The Journal story focuses (no pun intended) on neuro-ophthalmologists who treat complex, baffling visual disorders connected to the brain. They spend a lot of time testing, examining and talking to each patient. But our payment system doesn't reward time-consuming low-tech procedures. High-volume and high-tech is the way to go to maximize income. A neuro-opthalmologist has more training than a general ophthalmologist, but he makes about a third less money.
"Many in health-policy circles have focused on how the current health-care payment system is helping create shortages among primary-care doctors, internists and others on the front lines of medicine. But often lost is how the system is endangering some of the country's most highly trained specialties as well," the article continues, citing endocrinologists, rheumatologists, and pulmonologists.
COST: Making Sure the Kids Are All Right
First Focus, a children's advocacy group, this week in its Children's Budget 2008 reported that only one cent of each "new" dollar of federal spending (excluding defense) goes to kids. A lot of the report focused on education, so we asked them how does health spending add up. The answer: not so hot.
The overall share of federal, non-defense spending going to children's programs has dropped by 10 percent over the past five years. Real discretionary spending on children has declined by more than 6 percent since 2004, while at the same time all other non-defense discretionary spending has increased by more than 8 percent, the group reported.
Because so much of spending on children' health is through Medicaid, SCHIP, and other entitlements, not out of the discretionary budget, spending on health programs did grow from 2004–08. However, total spending on children's health amounts to less than 2 percent of the total federal budget, and less than 0.4 percent of the Gross Domestic Product.

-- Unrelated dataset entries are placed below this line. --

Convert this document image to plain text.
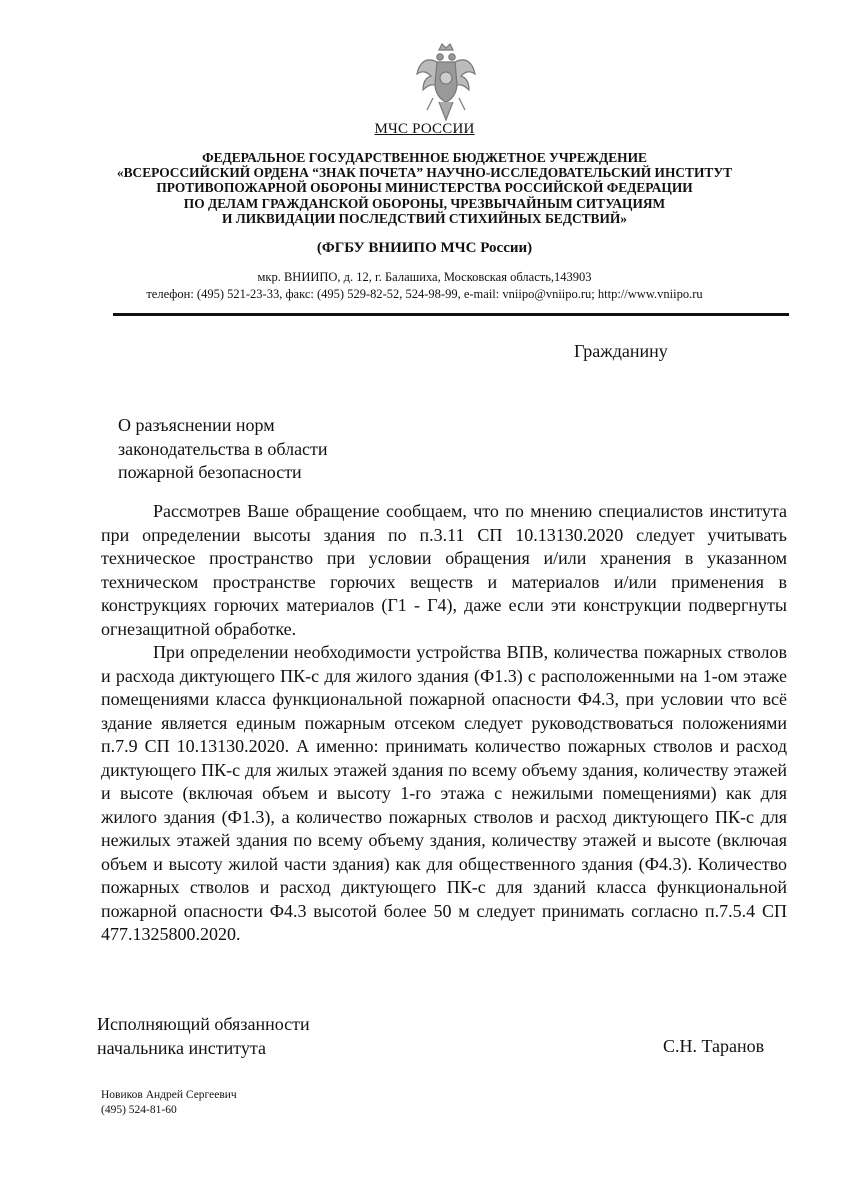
МЧС РОССИИ
ФЕДЕРАЛЬНОЕ ГОСУДАРСТВЕННОЕ БЮДЖЕТНОЕ УЧРЕЖДЕНИЕ
«ВСЕРОССИЙСКИЙ ОРДЕНА “ЗНАК ПОЧЕТА” НАУЧНО-ИССЛЕДОВАТЕЛЬСКИЙ ИНСТИТУТ
ПРОТИВОПОЖАРНОЙ ОБОРОНЫ МИНИСТЕРСТВА РОССИЙСКОЙ ФЕДЕРАЦИИ
ПО ДЕЛАМ ГРАЖДАНСКОЙ ОБОРОНЫ, ЧРЕЗВЫЧАЙНЫМ СИТУАЦИЯМ
И ЛИКВИДАЦИИ ПОСЛЕДСТВИЙ СТИХИЙНЫХ БЕДСТВИЙ»
(ФГБУ ВНИИПО МЧС России)
мкр. ВНИИПО, д. 12, г. Балашиха, Московская область,143903
телефон: (495) 521-23-33, факс: (495) 529-82-52, 524-98-99, e-mail: vniipo@vniipo.ru; http://www.vniipo.ru
Гражданину
О разъяснении норм
законодательства в области
пожарной безопасности

Рассмотрев Ваше обращение сообщаем, что по мнению специалистов института при определении высоты здания по п.3.11 СП 10.13130.2020 следует учитывать техническое пространство при условии обращения и/или хранения в указанном техническом пространстве горючих веществ и материалов и/или применения в конструкциях горючих материалов (Г1 - Г4), даже если эти конструкции подвергнуты огнезащитной обработке.

При определении необходимости устройства ВПВ, количества пожарных стволов и расхода диктующего ПК-с для жилого здания (Ф1.3) с расположенными на 1-ом этаже помещениями класса функциональной пожарной опасности Ф4.3, при условии что всё здание является единым пожарным отсеком следует руководствоваться положениями п.7.9 СП 10.13130.2020. А именно: принимать количество пожарных стволов и расход диктующего ПК-с для жилых этажей здания по всему объему здания, количеству этажей и высоте (включая объем и высоту 1-го этажа с нежилыми помещениями) как для жилого здания (Ф1.3), а количество пожарных стволов и расход диктующего ПК-с для нежилых этажей здания по всему объему здания, количеству этажей и высоте (включая объем и высоту жилой части здания) как для общественного здания (Ф4.3). Количество пожарных стволов и расход диктующего ПК-с для зданий класса функциональной пожарной опасности Ф4.3 высотой более 50 м следует принимать согласно п.7.5.4 СП 477.1325800.2020.

Исполняющий обязанности
начальника института	С.Н. Таранов
Новиков Андрей Сергеевич
(495) 524-81-60
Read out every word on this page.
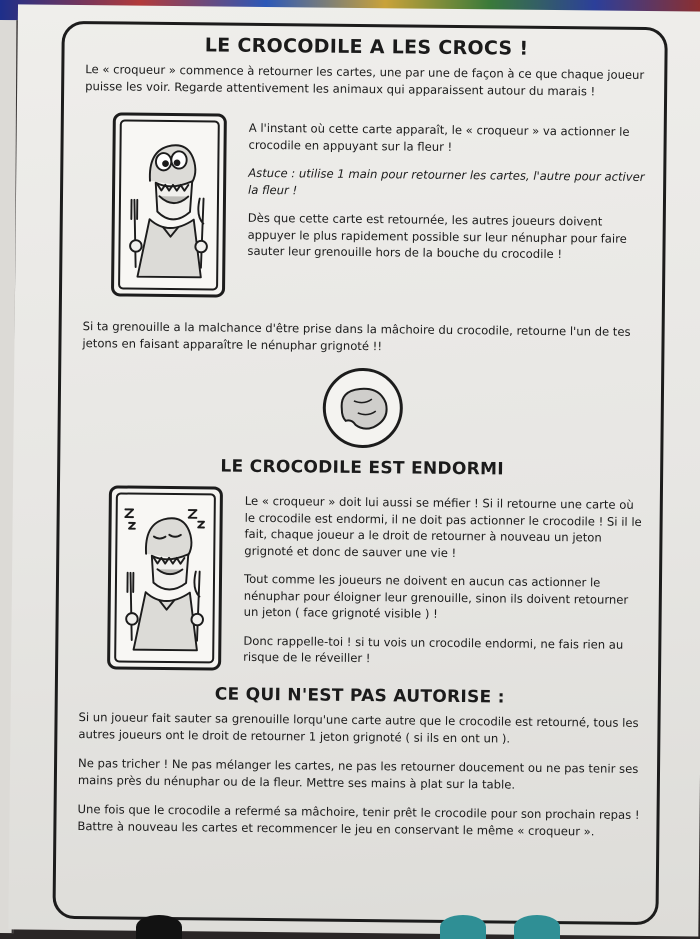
LE CROCODILE A LES CROCS !

Le « croqueur » commence à retourner les cartes, une par une de façon à ce que chaque joueur puisse les voir. Regarde attentivement les animaux qui apparaissent autour du marais !

A l'instant où cette carte apparaît, le « croqueur » va actionner le crocodile en appuyant sur la fleur !

Astuce : utilise 1 main pour retourner les cartes, l'autre pour activer la fleur !

Dès que cette carte est retournée, les autres joueurs doivent appuyer le plus rapidement possible sur leur nénuphar pour faire sauter leur grenouille hors de la bouche du crocodile !

Si ta grenouille a la malchance d'être prise dans la mâchoire du crocodile, retourne l'un de tes jetons en faisant apparaître le nénuphar grignoté !!

LE CROCODILE EST ENDORMI

Le « croqueur » doit lui aussi se méfier ! Si il retourne une carte où le crocodile est endormi, il ne doit pas actionner le crocodile ! Si il le fait, chaque joueur a le droit de retourner à nouveau un jeton grignoté et donc de sauver une vie !

Tout comme les joueurs ne doivent en aucun cas actionner le nénuphar pour éloigner leur grenouille, sinon ils doivent retourner un jeton ( face grignoté visible ) !

Donc rappelle-toi ! si tu vois un crocodile endormi, ne fais rien au risque de le réveiller !

CE QUI N'EST PAS AUTORISE :

Si un joueur fait sauter sa grenouille lorqu'une carte autre que le crocodile est retourné, tous les autres joueurs ont le droit de retourner 1 jeton grignoté ( si ils en ont un ).

Ne pas tricher ! Ne pas mélanger les cartes, ne pas les retourner doucement ou ne pas tenir ses mains près du nénuphar ou de la fleur. Mettre ses mains à plat sur la table.

Une fois que le crocodile a refermé sa mâchoire, tenir prêt le crocodile pour son prochain repas ! Battre à nouveau les cartes et recommencer le jeu en conservant le même « croqueur ».
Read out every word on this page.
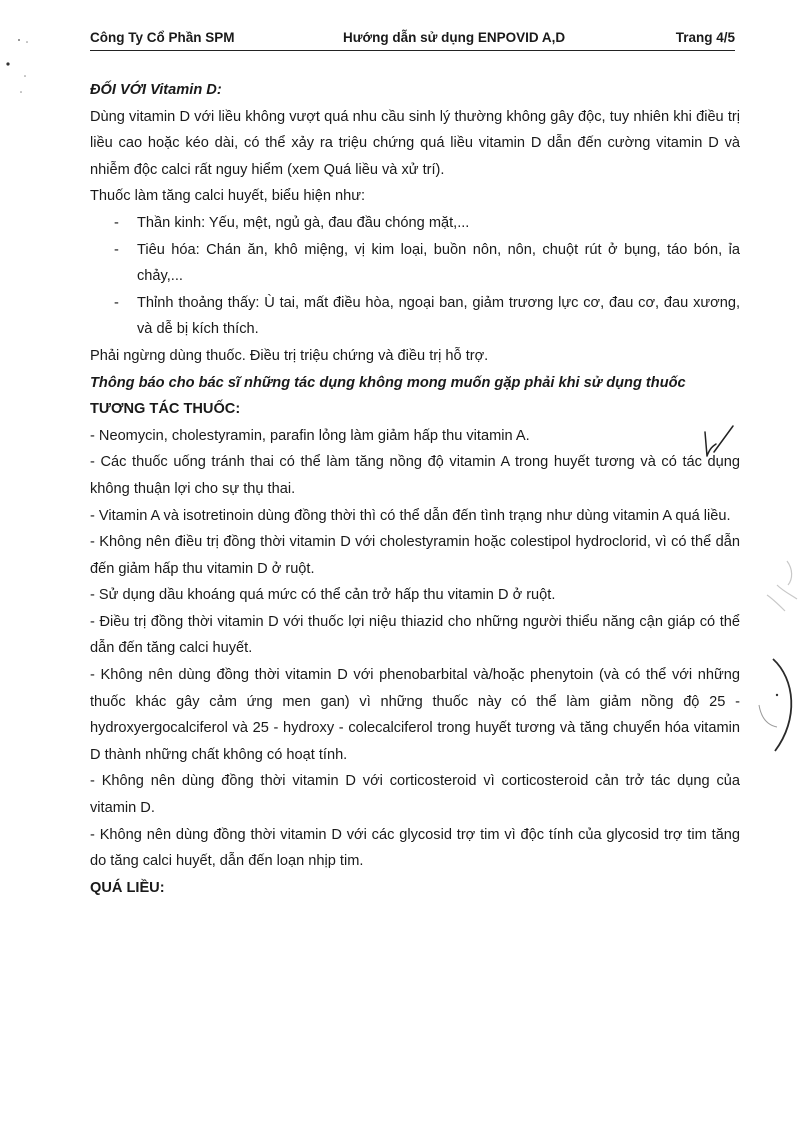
Công Ty Cổ Phần SPM	Hướng dẫn sử dụng ENPOVID A,D	Trang 4/5

ĐỐI VỚI Vitamin D:

Dùng vitamin D với liều không vượt quá nhu cầu sinh lý thường không gây độc, tuy nhiên khi điều trị liều cao hoặc kéo dài, có thể xảy ra triệu chứng quá liều vitamin D dẫn đến cường vitamin D và nhiễm độc calci rất nguy hiểm (xem Quá liều và xử trí).

Thuốc làm tăng calci huyết, biểu hiện như:

- Thần kinh: Yếu, mệt, ngủ gà, đau đầu chóng mặt,...

- Tiêu hóa: Chán ăn, khô miệng, vị kim loại, buồn nôn, nôn, chuột rút ở bụng, táo bón, ỉa chảy,...

- Thỉnh thoảng thấy: Ù tai, mất điều hòa, ngoại ban, giảm trương lực cơ, đau cơ, đau xương, và dễ bị kích thích.

Phải ngừng dùng thuốc. Điều trị triệu chứng và điều trị hỗ trợ.

Thông báo cho bác sĩ những tác dụng không mong muốn gặp phải khi sử dụng thuốc

TƯƠNG TÁC THUỐC:

- Neomycin, cholestyramin, parafin lỏng làm giảm hấp thu vitamin A.

- Các thuốc uống tránh thai có thể làm tăng nồng độ vitamin A trong huyết tương và có tác dụng không thuận lợi cho sự thụ thai.

- Vitamin A và isotretinoin dùng đồng thời thì có thể dẫn đến tình trạng như dùng vitamin A quá liều.

- Không nên điều trị đồng thời vitamin D với cholestyramin hoặc colestipol hydroclorid, vì có thể dẫn đến giảm hấp thu vitamin D ở ruột.

- Sử dụng dầu khoáng quá mức có thể cản trở hấp thu vitamin D ở ruột.

- Điều trị đồng thời vitamin D với thuốc lợi niệu thiazid cho những người thiểu năng cận giáp có thể dẫn đến tăng calci huyết.

- Không nên dùng đồng thời vitamin D với phenobarbital và/hoặc phenytoin (và có thể với những thuốc khác gây cảm ứng men gan) vì những thuốc này có thể làm giảm nồng độ 25 - hydroxyergocalciferol và 25 - hydroxy - colecalciferol trong huyết tương và tăng chuyển hóa vitamin D thành những chất không có hoạt tính.

- Không nên dùng đồng thời vitamin D với corticosteroid vì corticosteroid cản trở tác dụng của vitamin D.

- Không nên dùng đồng thời vitamin D với các glycosid trợ tim vì độc tính của glycosid trợ tim tăng do tăng calci huyết, dẫn đến loạn nhịp tim.

QUÁ LIỀU:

Outside the mandatory programs, discretionary spending on children's health has declined in real terms. Discretionary spending is down 6.3 percent. As a share of total federal spending, children's health spending has lost ground. Children's health spending currently makes up 1.9 percent of all federal spending, while in 2004 its share was 1.97 percent, a 3.5 percent drop.
COVERAGE: Bipartisan Senate Plan to Cover All Americans Would Pay for Itself
No, your eyes aren't deceiving you. We CAN guarantee all Americans quality health coverage and improve our delivery system without breaking the bank, according a report released today by the Congressional Budget Office (CBO).
Today's letter signed by CBO Director, Peter Orszag, and Joint Committee on Taxation Chief of Staff, Edward Kleinbard, says the bipartisan Healthy Americans Act would be budget-neutral in its first year and would get better after that. CBO analysts also predict that the HAA, sponsored by Senators Ron Wyden (D-OR), Bob Bennett (R-UT), and 12 others, would actually, "become more than self-financing and thereby would reduce future budget deficits or increase future surpluses," over time.